Parts of Zimbabwe that did not feel a part of the power-sharing agreement immediately rebelled, and there were insurgencies through the country. Mugabe relentlessly stamped these down, and in the process he was able to seize complete power. Through the 80s and 90s, his rule became increasingly unbalanced and oppressive. This extremism disrupted all of the industry in the country. Land reform tried to address the question of how you bring economic prospects to blacks when the wealth is so concentrated out of their hands, but it went sour and became a political giveaway. In reality, there are no solutions to getting a country that has been unbalanced so long back on track. Bad feelings, violence, decades of denial of education and skilled work, lopsided economic systems and a lack of a civil servant class did it’s work. When the majority of a population has been systematically denied for decades all of the things it takes to run a country, it’s not surprising that when they do start to run the country, a lot of stuff will go wrong.
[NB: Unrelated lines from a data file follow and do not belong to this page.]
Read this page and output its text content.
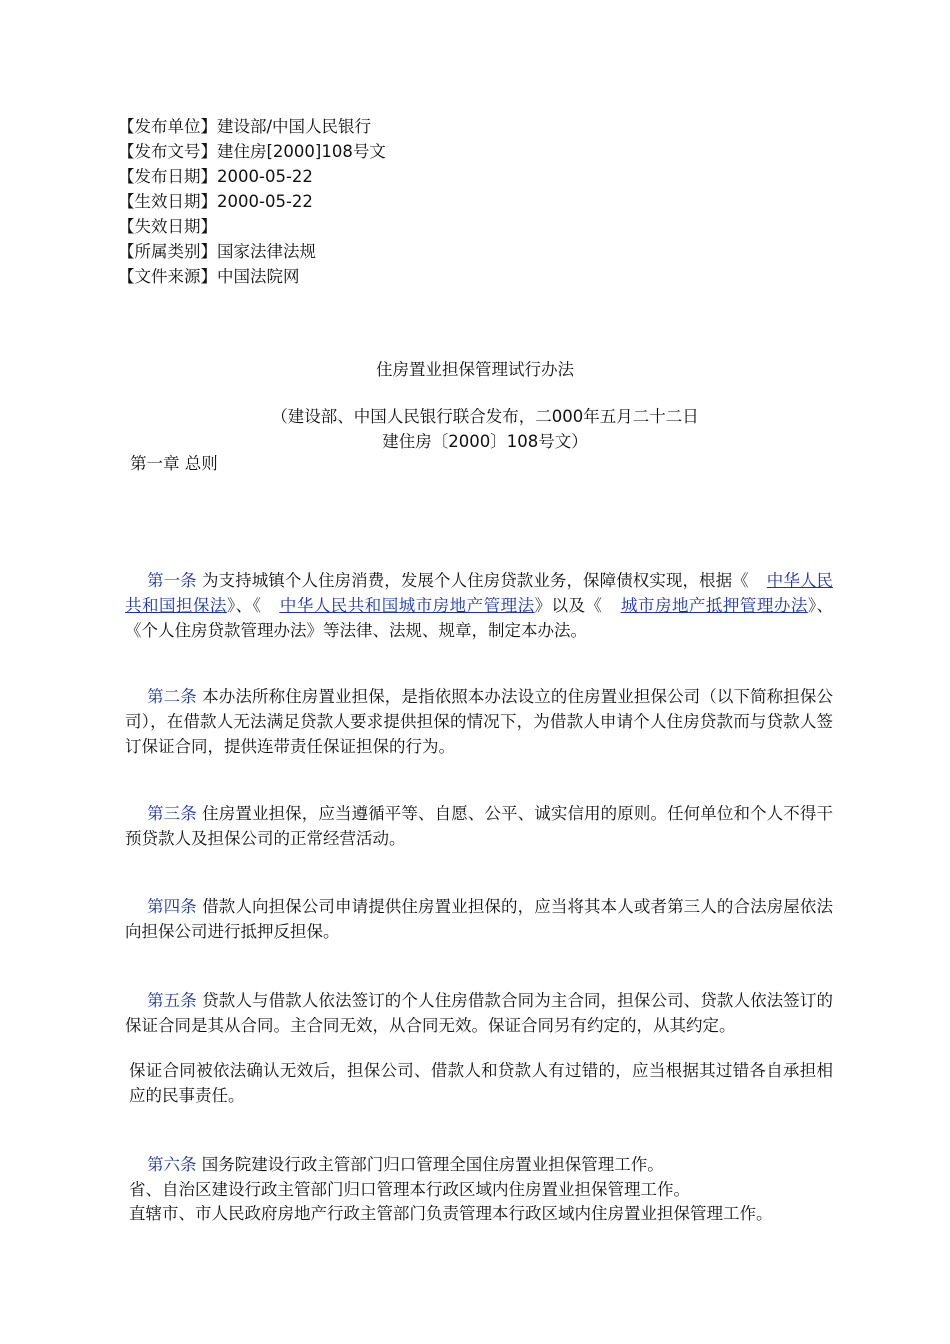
【发布单位】建设部/中国人民银行
【发布文号】建住房[2000]108号文
【发布日期】2000-05-22
【生效日期】2000-05-22
【失效日期】
【所属类别】国家法律法规
【文件来源】中国法院网
住房置业担保管理试行办法
（建设部、中国人民银行联合发布，二000年五月二十二日
建住房〔2000〕108号文）
第一章 总则
第一条 为支持城镇个人住房消费，发展个人住房贷款业务，保障债权实现，根据《 中华人民共和国担保法》、《 中华人民共和国城市房地产管理法》以及《 城市房地产抵押管理办法》、《个人住房贷款管理办法》等法律、法规、规章，制定本办法。
第二条 本办法所称住房置业担保，是指依照本办法设立的住房置业担保公司（以下简称担保公司），在借款人无法满足贷款人要求提供担保的情况下，为借款人申请个人住房贷款而与贷款人签订保证合同，提供连带责任保证担保的行为。
第三条 住房置业担保，应当遵循平等、自愿、公平、诚实信用的原则。任何单位和个人不得干预贷款人及担保公司的正常经营活动。
第四条 借款人向担保公司申请提供住房置业担保的，应当将其本人或者第三人的合法房屋依法向担保公司进行抵押反担保。
第五条 贷款人与借款人依法签订的个人住房借款合同为主合同，担保公司、贷款人依法签订的保证合同是其从合同。主合同无效，从合同无效。保证合同另有约定的，从其约定。
保证合同被依法确认无效后，担保公司、借款人和贷款人有过错的，应当根据其过错各自承担相应的民事责任。
第六条 国务院建设行政主管部门归口管理全国住房置业担保管理工作。
省、自治区建设行政主管部门归口管理本行政区域内住房置业担保管理工作。
直辖市、市人民政府房地产行政主管部门负责管理本行政区域内住房置业担保管理工作。
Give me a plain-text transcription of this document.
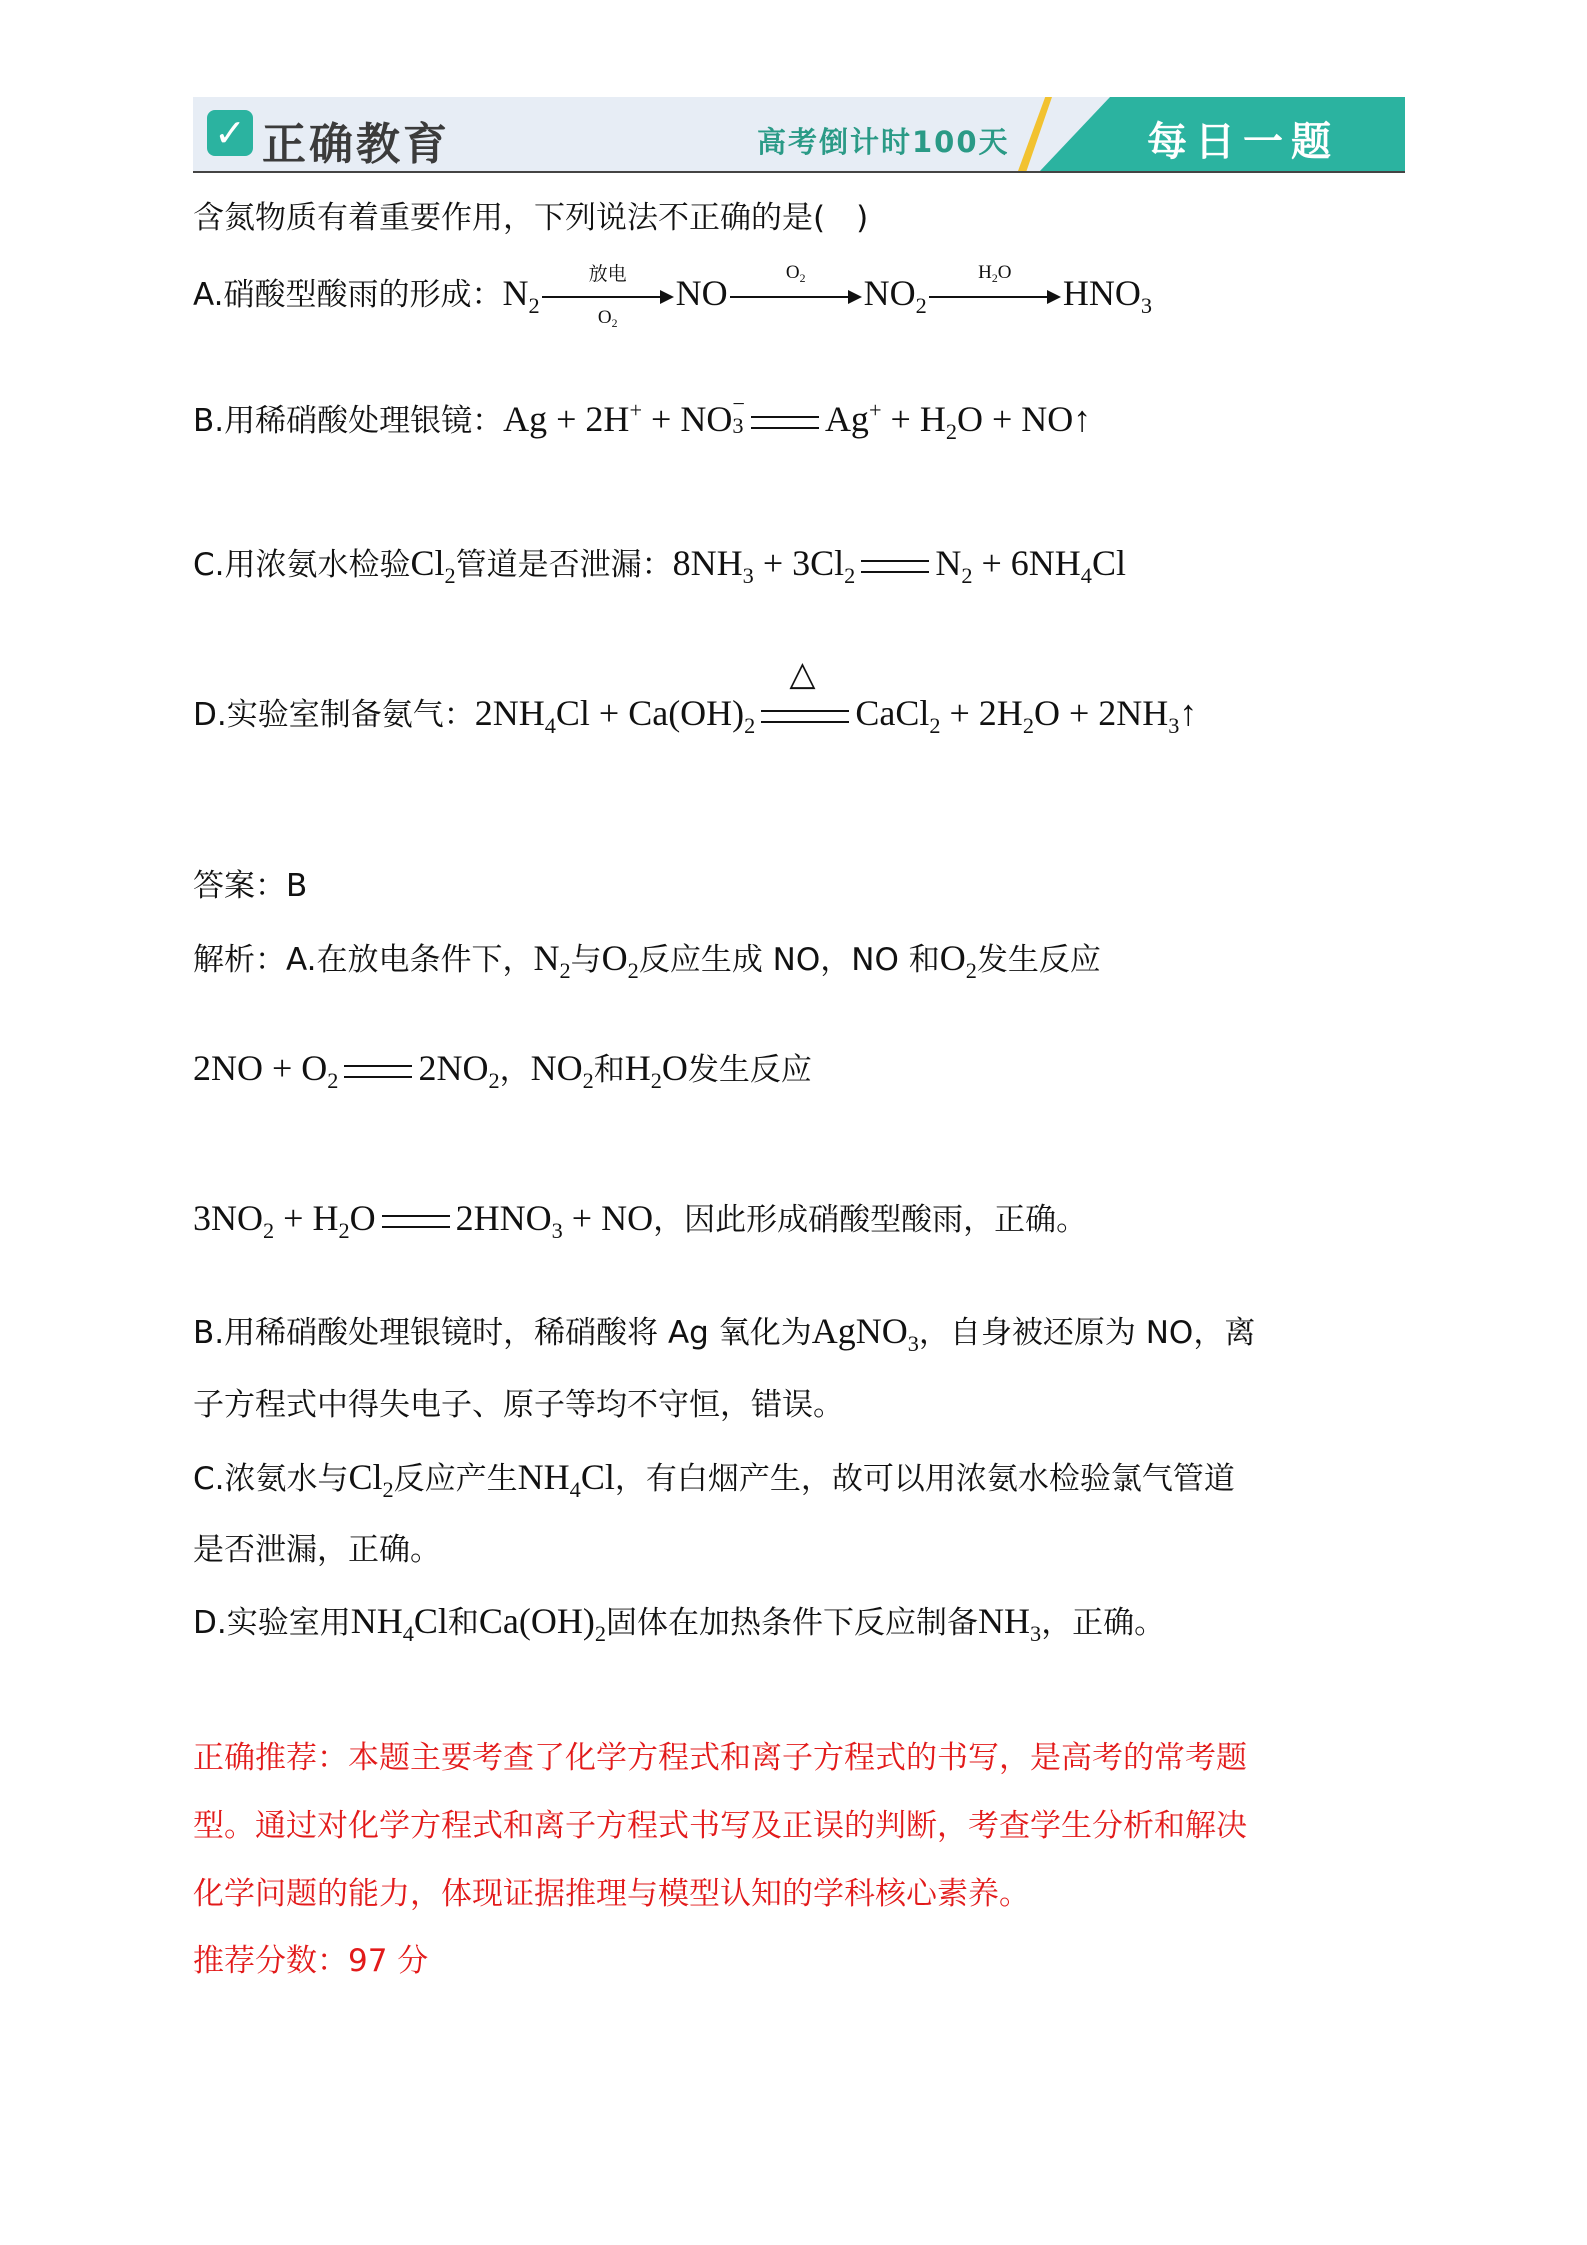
✓ 正确教育	高考倒计时100天	每日一题
含氮物质有着重要作用，下列说法不正确的是(　)
A.硝酸型酸雨的形成：$N_2$
放电
$O_2$
NO
$O_2$	$NO_2$
$H_2O$
$HNO_3$
B.用稀硝酸处理银镜：Ag + 2H+ + NO −
3 $Ag^+ + H_2O$ + NO↑
C.用浓氨水检验$Cl_2$管道是否泄漏：$8NH_3 + 3Cl_2$ $N_2 + 6NH_4Cl$
D.实验室制备氨气：$2NH_4Cl + Ca(OH)_2$
△
CaCl$_2$ + $2H_2O$ + $2NH_3↑$
答案：B
解析：A.在放电条件下，$N_2$与$O_2$反应生成 NO，NO 和$O_2$发生反应
$2NO + O_2$ $2NO_2$，$NO_2$和$H_2O$发生反应
$3NO_2 + H_2O$ $2HNO_3$ + NO，因此形成硝酸型酸雨，正确。
B.用稀硝酸处理银镜时，稀硝酸将 Ag 氧化为AgNO$_3$，自身被还原为 NO，离
子方程式中得失电子、原子等均不守恒，错误。
C.浓氨水与$Cl_2$反应产生$NH_4Cl$，有白烟产生，故可以用浓氨水检验氯气管道
是否泄漏，正确。
D.实验室用$NH_4Cl$和$Ca(OH)_2$固体在加热条件下反应制备$NH_3$，正确。
正确推荐：本题主要考查了化学方程式和离子方程式的书写，是高考的常考题
型。通过对化学方程式和离子方程式书写及正误的判断，考查学生分析和解决
化学问题的能力，体现证据推理与模型认知的学科核心素养。
推荐分数：97 分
But while the US loves to complain about him, in reality nobody wanted to deal with what a completely destabilized Zimbabwe looked like.
In the late 1990s, the famous hyperinflation occurred. Hyperinflation happens due to a confluence of economic issues, and while Zimbabwe is probably the most extreme modern example, it’s something that happens from time to time in developing economies. Dollarization brought a lot of stability, at the price of local living standards. It basically made everything too expensive for anyone to buy.
I was in Zimbabwe as a tourist a couple years ago. I can say that of every African country I’ve been to, it was the safest and most overwhelming welcoming one I’ve been in. They used to do pretty good tourist trade, and the infrastructure is largely there, but the tourists left and so those that do come are very much appreciated. I spent nights with white farmers up in the mountains who told me their stories of the “bad years.” I visited a mixed town with a white mayor. I saw the ruined infrastructure of the past, as well as the modern new development, full of African fast food chains and shiny supermarkets, coming in. I spent the day in Great Zimbabwe with a black guy who gave me a ride to my destination showed me around his village, because he had once been picked up hitchhiking by a tourist years ago and wanted to repay the favor. I also got a real feeling for the political oppression. It’s something you don’t even begin to talk about, because it will get the people you are talking to tortured and killed. It’s not a joke at all.
Anyway, interesting place. It’s very poor while also being very developed. I think it’s suffering the long hangover of a very stubborn crazy rule, Cold War machinations, and a dictator whom everyone admits at this point has just plain lost it.